The East Coast Greenway project was started in 1991 by a group of cyclists and long trail enthusiasts. The goal is to link trails all along the East Coast that are used for non-motorized exercise and recreational activities such as biking and hiking.

The East Coast Greenway Alliance, a Rhode Island-based nonprofit that is spearheading the project, first got approval from the Board of Trustees to make Port Chester part of the path back in January 2011. Since then, the group has been working with the state Department of Transportation on a plan for where signs would be placed in the village. Andy Hamilton, the Mid-Atlantic coordinator for the East Coast Greenway Alliance, said that he hopes the signs can be installed by August, when a large tour of bicyclists will be traveling the Greenway from Hartford to Philadelphia.

The plan calls for about 25 signs to be placed in Port Chester. They would be placed along two miles of roads in the area of the Mill Street Bridge, Main Street and Grace Church Street. Most of the signs would be on state roads, where the state DOT would install them.

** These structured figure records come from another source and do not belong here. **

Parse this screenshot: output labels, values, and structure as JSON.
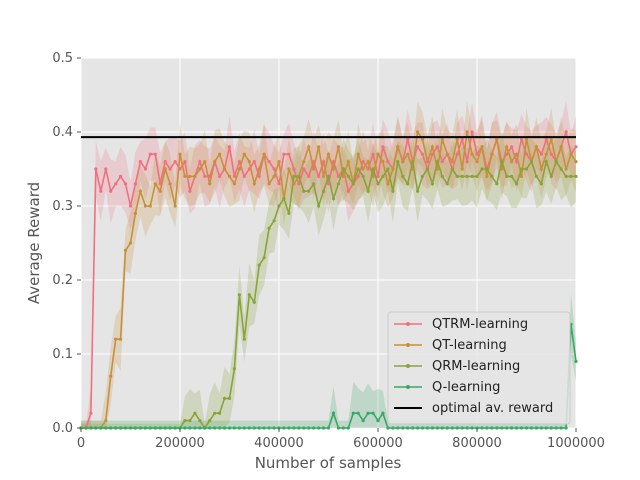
{
  "chart_data": {
    "type": "line",
    "title": "",
    "xlabel": "Number of samples",
    "ylabel": "Average Reward",
    "xlim": [
      0,
      1000000
    ],
    "ylim": [
      0,
      0.5
    ],
    "x_ticks": [
      0,
      200000,
      400000,
      600000,
      800000,
      1000000
    ],
    "x_tick_labels": [
      "0",
      "200000",
      "400000",
      "600000",
      "800000",
      "1000000"
    ],
    "y_ticks": [
      0.0,
      0.1,
      0.2,
      0.3,
      0.4,
      0.5
    ],
    "y_tick_labels": [
      "0.0",
      "0.1",
      "0.2",
      "0.3",
      "0.4",
      "0.5"
    ],
    "grid": true,
    "background": "#e5e5e5",
    "legend_position": "lower-right",
    "x": [
      0,
      10000,
      20000,
      30000,
      40000,
      50000,
      60000,
      70000,
      80000,
      90000,
      100000,
      110000,
      120000,
      130000,
      140000,
      150000,
      160000,
      170000,
      180000,
      190000,
      200000,
      210000,
      220000,
      230000,
      240000,
      250000,
      260000,
      270000,
      280000,
      290000,
      300000,
      310000,
      320000,
      330000,
      340000,
      350000,
      360000,
      370000,
      380000,
      390000,
      400000,
      410000,
      420000,
      430000,
      440000,
      450000,
      460000,
      470000,
      480000,
      490000,
      500000,
      510000,
      520000,
      530000,
      540000,
      550000,
      560000,
      570000,
      580000,
      590000,
      600000,
      610000,
      620000,
      630000,
      640000,
      650000,
      660000,
      670000,
      680000,
      690000,
      700000,
      710000,
      720000,
      730000,
      740000,
      750000,
      760000,
      770000,
      780000,
      790000,
      800000,
      810000,
      820000,
      830000,
      840000,
      850000,
      860000,
      870000,
      880000,
      890000,
      900000,
      910000,
      920000,
      930000,
      940000,
      950000,
      960000,
      970000,
      980000,
      990000,
      1000000
    ],
    "series": [
      {
        "name": "QTRM-learning",
        "color": "#f0707f",
        "values": [
          0,
          0,
          0.02,
          0.35,
          0.32,
          0.35,
          0.32,
          0.33,
          0.34,
          0.33,
          0.3,
          0.33,
          0.36,
          0.35,
          0.37,
          0.37,
          0.33,
          0.36,
          0.35,
          0.36,
          0.35,
          0.36,
          0.32,
          0.34,
          0.36,
          0.34,
          0.34,
          0.36,
          0.34,
          0.35,
          0.38,
          0.34,
          0.36,
          0.34,
          0.35,
          0.36,
          0.34,
          0.37,
          0.36,
          0.35,
          0.33,
          0.37,
          0.37,
          0.35,
          0.33,
          0.35,
          0.34,
          0.36,
          0.34,
          0.36,
          0.33,
          0.36,
          0.34,
          0.35,
          0.32,
          0.33,
          0.34,
          0.36,
          0.35,
          0.37,
          0.34,
          0.38,
          0.36,
          0.35,
          0.38,
          0.36,
          0.39,
          0.36,
          0.38,
          0.37,
          0.35,
          0.37,
          0.38,
          0.36,
          0.37,
          0.35,
          0.37,
          0.39,
          0.36,
          0.4,
          0.37,
          0.38,
          0.35,
          0.37,
          0.39,
          0.36,
          0.37,
          0.38,
          0.36,
          0.39,
          0.37,
          0.36,
          0.38,
          0.37,
          0.39,
          0.37,
          0.36,
          0.38,
          0.4,
          0.37,
          0.38
        ]
      },
      {
        "name": "QT-learning",
        "color": "#c7903a",
        "values": [
          0,
          0,
          0,
          0,
          0,
          0.01,
          0.07,
          0.12,
          0.12,
          0.24,
          0.25,
          0.29,
          0.32,
          0.3,
          0.3,
          0.33,
          0.32,
          0.35,
          0.33,
          0.3,
          0.37,
          0.34,
          0.34,
          0.34,
          0.35,
          0.36,
          0.33,
          0.36,
          0.37,
          0.35,
          0.34,
          0.33,
          0.35,
          0.37,
          0.36,
          0.33,
          0.35,
          0.37,
          0.33,
          0.34,
          0.36,
          0.31,
          0.35,
          0.33,
          0.34,
          0.36,
          0.38,
          0.35,
          0.38,
          0.34,
          0.37,
          0.35,
          0.38,
          0.34,
          0.36,
          0.33,
          0.37,
          0.35,
          0.36,
          0.34,
          0.37,
          0.36,
          0.33,
          0.35,
          0.38,
          0.36,
          0.37,
          0.35,
          0.4,
          0.39,
          0.36,
          0.38,
          0.35,
          0.39,
          0.37,
          0.36,
          0.39,
          0.35,
          0.4,
          0.37,
          0.36,
          0.38,
          0.34,
          0.37,
          0.39,
          0.35,
          0.38,
          0.36,
          0.37,
          0.34,
          0.39,
          0.36,
          0.38,
          0.35,
          0.37,
          0.39,
          0.36,
          0.38,
          0.35,
          0.37,
          0.36
        ]
      },
      {
        "name": "QRM-learning",
        "color": "#8aa338",
        "values": [
          0,
          0,
          0,
          0,
          0,
          0,
          0,
          0,
          0,
          0,
          0,
          0,
          0,
          0,
          0,
          0,
          0,
          0,
          0,
          0,
          0,
          0.01,
          0.01,
          0.02,
          0.01,
          0,
          0.01,
          0.02,
          0.02,
          0.04,
          0.04,
          0.08,
          0.18,
          0.12,
          0.18,
          0.17,
          0.22,
          0.23,
          0.27,
          0.28,
          0.3,
          0.31,
          0.29,
          0.34,
          0.34,
          0.32,
          0.32,
          0.33,
          0.3,
          0.32,
          0.34,
          0.31,
          0.33,
          0.35,
          0.34,
          0.33,
          0.35,
          0.34,
          0.32,
          0.35,
          0.33,
          0.34,
          0.35,
          0.32,
          0.36,
          0.34,
          0.33,
          0.36,
          0.32,
          0.34,
          0.35,
          0.33,
          0.36,
          0.34,
          0.33,
          0.35,
          0.34,
          0.34,
          0.34,
          0.34,
          0.34,
          0.35,
          0.35,
          0.34,
          0.33,
          0.36,
          0.34,
          0.34,
          0.33,
          0.35,
          0.35,
          0.36,
          0.34,
          0.33,
          0.36,
          0.34,
          0.36,
          0.35,
          0.34,
          0.34,
          0.34
        ]
      },
      {
        "name": "Q-learning",
        "color": "#3aa865",
        "values": [
          0,
          0,
          0,
          0,
          0,
          0,
          0,
          0,
          0,
          0,
          0,
          0,
          0,
          0,
          0,
          0,
          0,
          0,
          0,
          0,
          0,
          0,
          0,
          0,
          0,
          0,
          0,
          0,
          0,
          0,
          0,
          0,
          0,
          0,
          0,
          0,
          0,
          0,
          0,
          0,
          0,
          0,
          0,
          0,
          0,
          0,
          0,
          0,
          0,
          0,
          0,
          0.02,
          0,
          0,
          0,
          0.02,
          0.02,
          0.01,
          0.02,
          0.02,
          0.01,
          0.02,
          0,
          0,
          0,
          0,
          0,
          0,
          0,
          0,
          0,
          0,
          0,
          0,
          0,
          0,
          0,
          0,
          0,
          0,
          0,
          0,
          0,
          0,
          0,
          0,
          0,
          0,
          0,
          0,
          0,
          0,
          0,
          0,
          0,
          0,
          0,
          0,
          0,
          0.14,
          0.09
        ]
      }
    ],
    "reference_line": {
      "name": "optimal av. reward",
      "value": 0.393,
      "color": "#000000"
    }
  }
}
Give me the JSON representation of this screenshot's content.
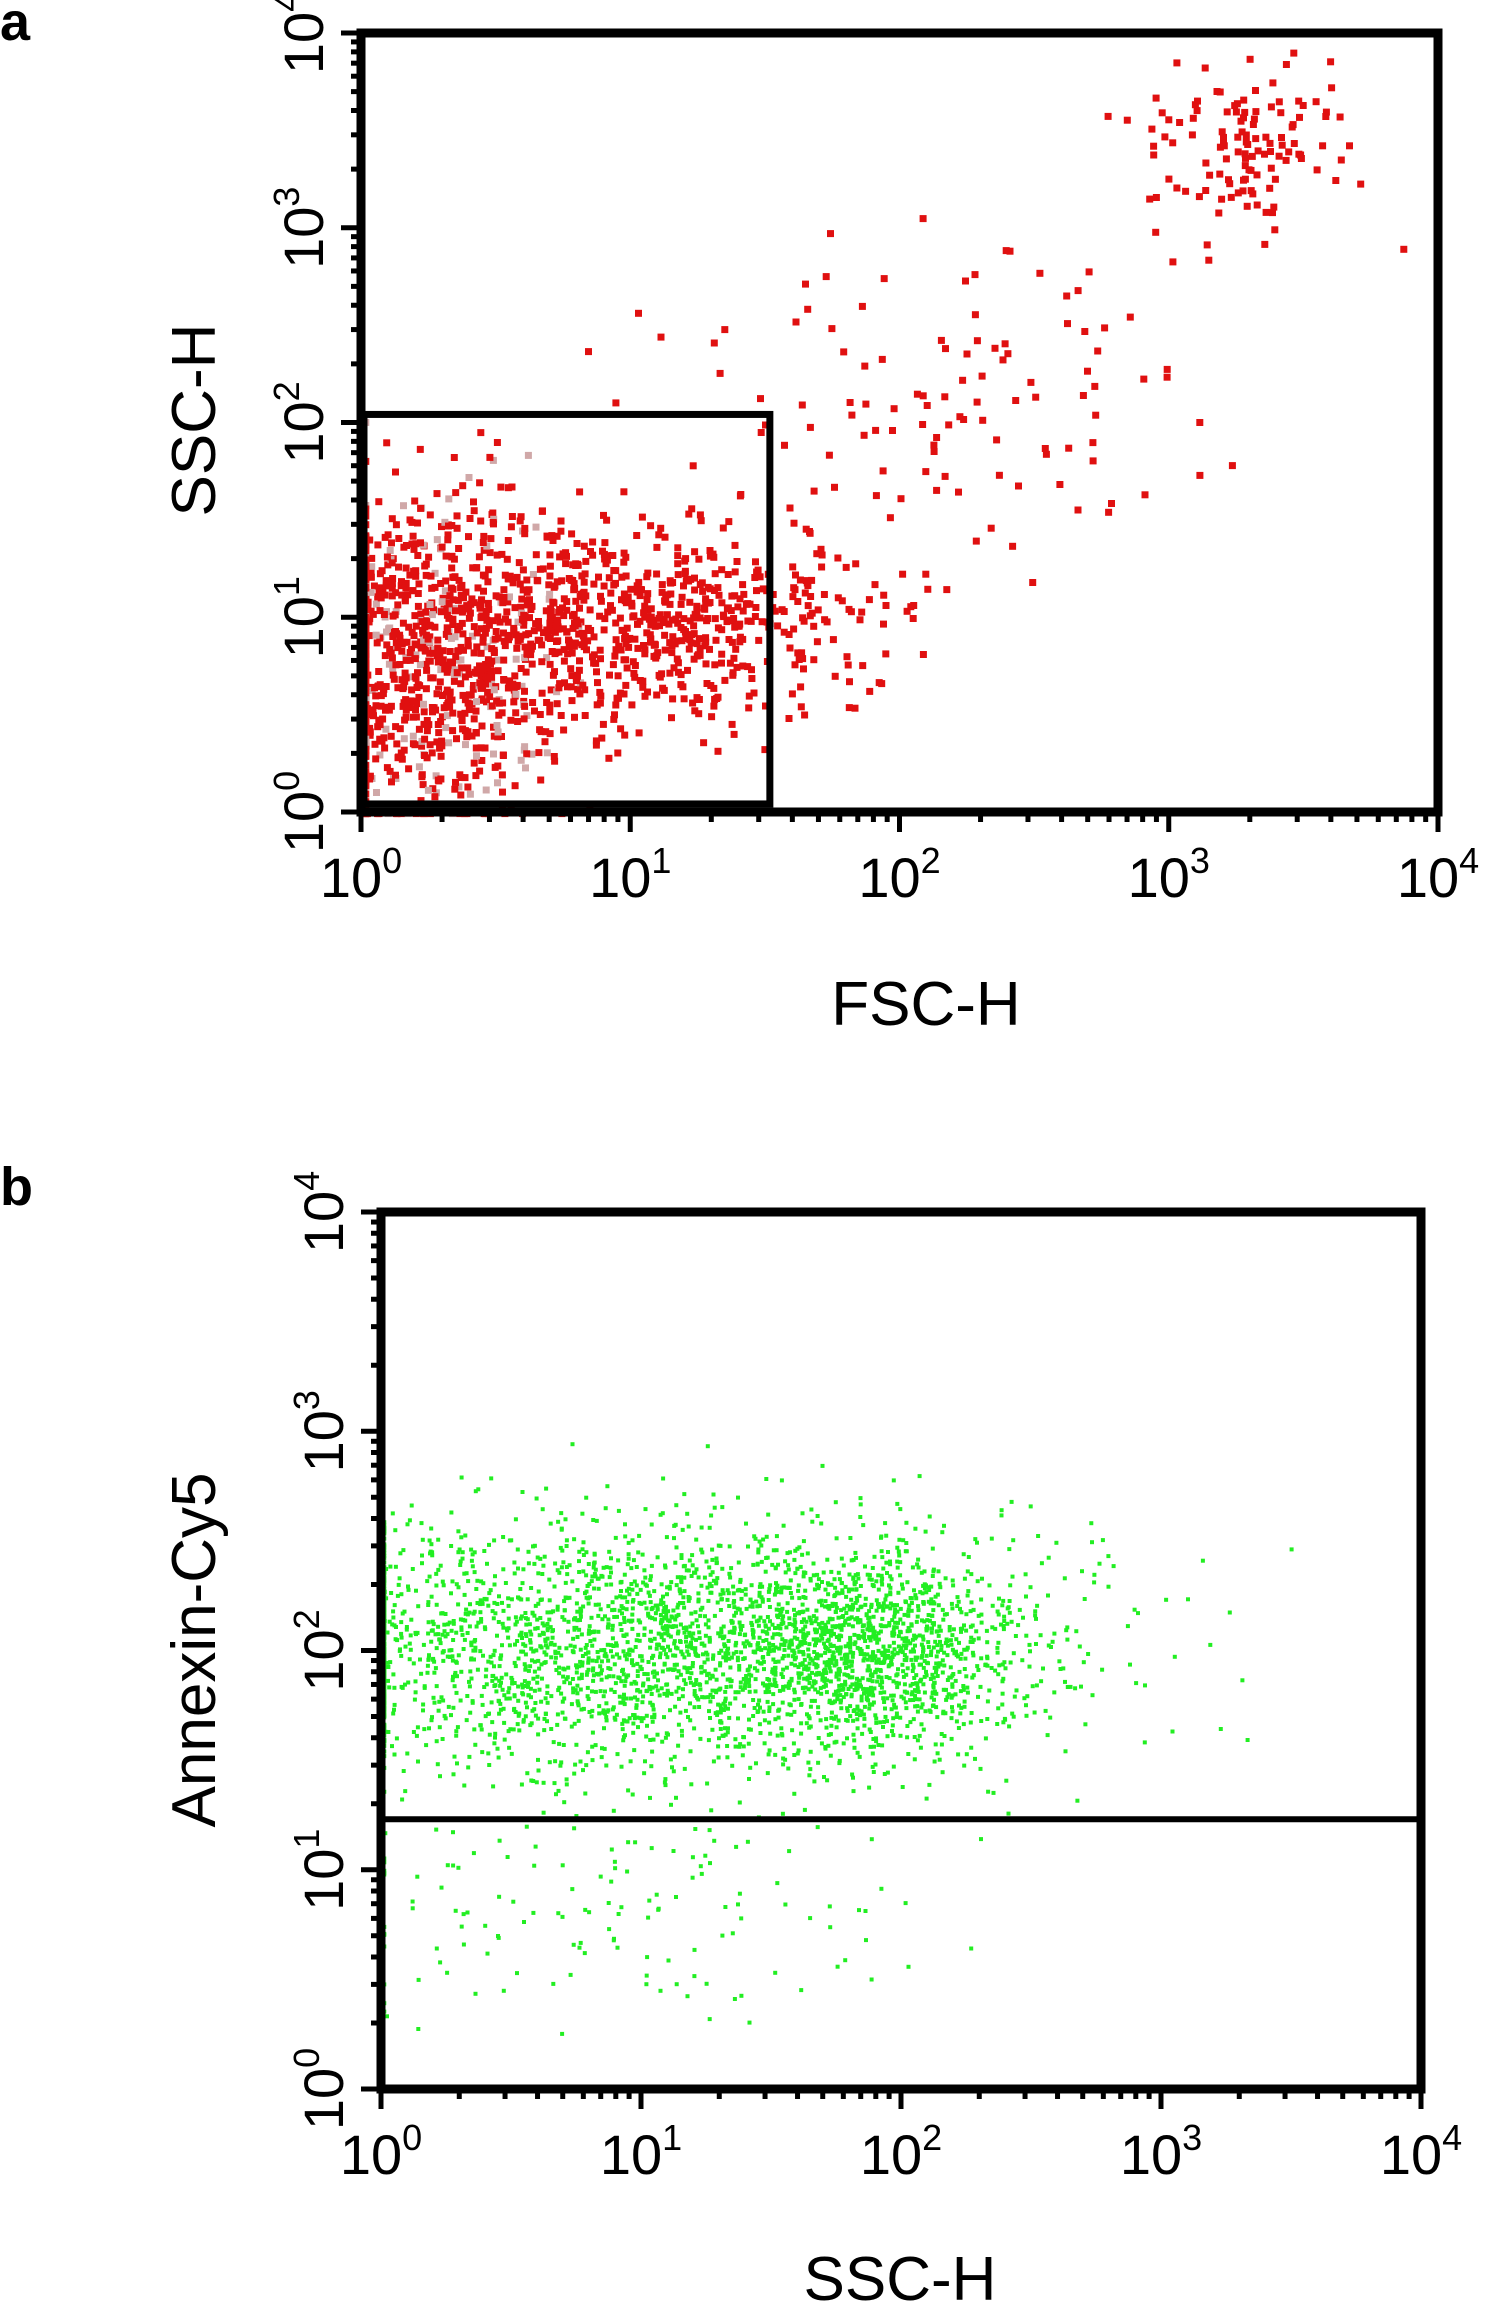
{
  "chart_data": [
    {
      "panel_label": "a",
      "type": "scatter",
      "title": "",
      "xlabel": "FSC-H",
      "ylabel": "SSC-H",
      "xscale": "log",
      "yscale": "log",
      "xlim": [
        1,
        10000
      ],
      "ylim": [
        1,
        10000
      ],
      "x_ticks": [
        {
          "base": "10",
          "exp": "0"
        },
        {
          "base": "10",
          "exp": "1"
        },
        {
          "base": "10",
          "exp": "2"
        },
        {
          "base": "10",
          "exp": "3"
        },
        {
          "base": "10",
          "exp": "4"
        }
      ],
      "y_ticks": [
        {
          "base": "10",
          "exp": "0"
        },
        {
          "base": "10",
          "exp": "1"
        },
        {
          "base": "10",
          "exp": "2"
        },
        {
          "base": "10",
          "exp": "3"
        },
        {
          "base": "10",
          "exp": "4"
        }
      ],
      "grid": false,
      "legend": "none",
      "point_color": "#e01010",
      "density_color": "#d0a8a8",
      "gate": {
        "shape": "rectangle",
        "x": [
          1,
          33
        ],
        "y": [
          1.1,
          110
        ]
      },
      "clusters": [
        {
          "description_of_region": "dense near axis origin",
          "x_center": 1.8,
          "y_center": 6,
          "x_spread_decades": 0.28,
          "y_spread_decades": 0.4,
          "count": 900
        },
        {
          "description_of_region": "band",
          "x_center": 10,
          "y_center": 10,
          "x_spread_decades": 0.45,
          "y_spread_decades": 0.25,
          "count": 700
        },
        {
          "description_of_region": "diagonal tail",
          "x_center": 150,
          "y_center": 150,
          "x_spread_decades": 0.6,
          "y_spread_decades": 0.45,
          "count": 120
        },
        {
          "description_of_region": "upper-right population",
          "x_center": 1800,
          "y_center": 2800,
          "x_spread_decades": 0.18,
          "y_spread_decades": 0.2,
          "count": 120
        }
      ]
    },
    {
      "panel_label": "b",
      "type": "scatter",
      "title": "",
      "xlabel": "SSC-H",
      "ylabel": "Annexin-Cy5",
      "xscale": "log",
      "yscale": "log",
      "xlim": [
        1,
        10000
      ],
      "ylim": [
        1,
        10000
      ],
      "x_ticks": [
        {
          "base": "10",
          "exp": "0"
        },
        {
          "base": "10",
          "exp": "1"
        },
        {
          "base": "10",
          "exp": "2"
        },
        {
          "base": "10",
          "exp": "3"
        },
        {
          "base": "10",
          "exp": "4"
        }
      ],
      "y_ticks": [
        {
          "base": "10",
          "exp": "0"
        },
        {
          "base": "10",
          "exp": "1"
        },
        {
          "base": "10",
          "exp": "2"
        },
        {
          "base": "10",
          "exp": "3"
        },
        {
          "base": "10",
          "exp": "4"
        }
      ],
      "grid": false,
      "legend": "none",
      "point_color": "#22ee22",
      "threshold_line": {
        "orientation": "horizontal",
        "y": 17
      },
      "clusters": [
        {
          "description_of_region": "main population",
          "x_center": 12,
          "y_center": 110,
          "x_spread_decades": 0.75,
          "y_spread_decades": 0.28,
          "count": 2600
        },
        {
          "description_of_region": "dense core",
          "x_center": 80,
          "y_center": 100,
          "x_spread_decades": 0.25,
          "y_spread_decades": 0.22,
          "count": 800
        },
        {
          "description_of_region": "below threshold",
          "x_center": 10,
          "y_center": 6,
          "x_spread_decades": 0.6,
          "y_spread_decades": 0.3,
          "count": 150
        }
      ]
    }
  ]
}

The six or seven signs on non-state roads would be supplied and maintained by the alliance.

The alliance wants to help direct travelers on the Greenway to the downtown areas so they can get food and patronize businesses, Hamilton said. “One of the ways we help the communities we go through is with economic development, and it is real,” he said.

The East Coast Greenway is about 29 percent completed, with more than 766 miles on 100 trails in 15 states. About 20 percent is completely off-road.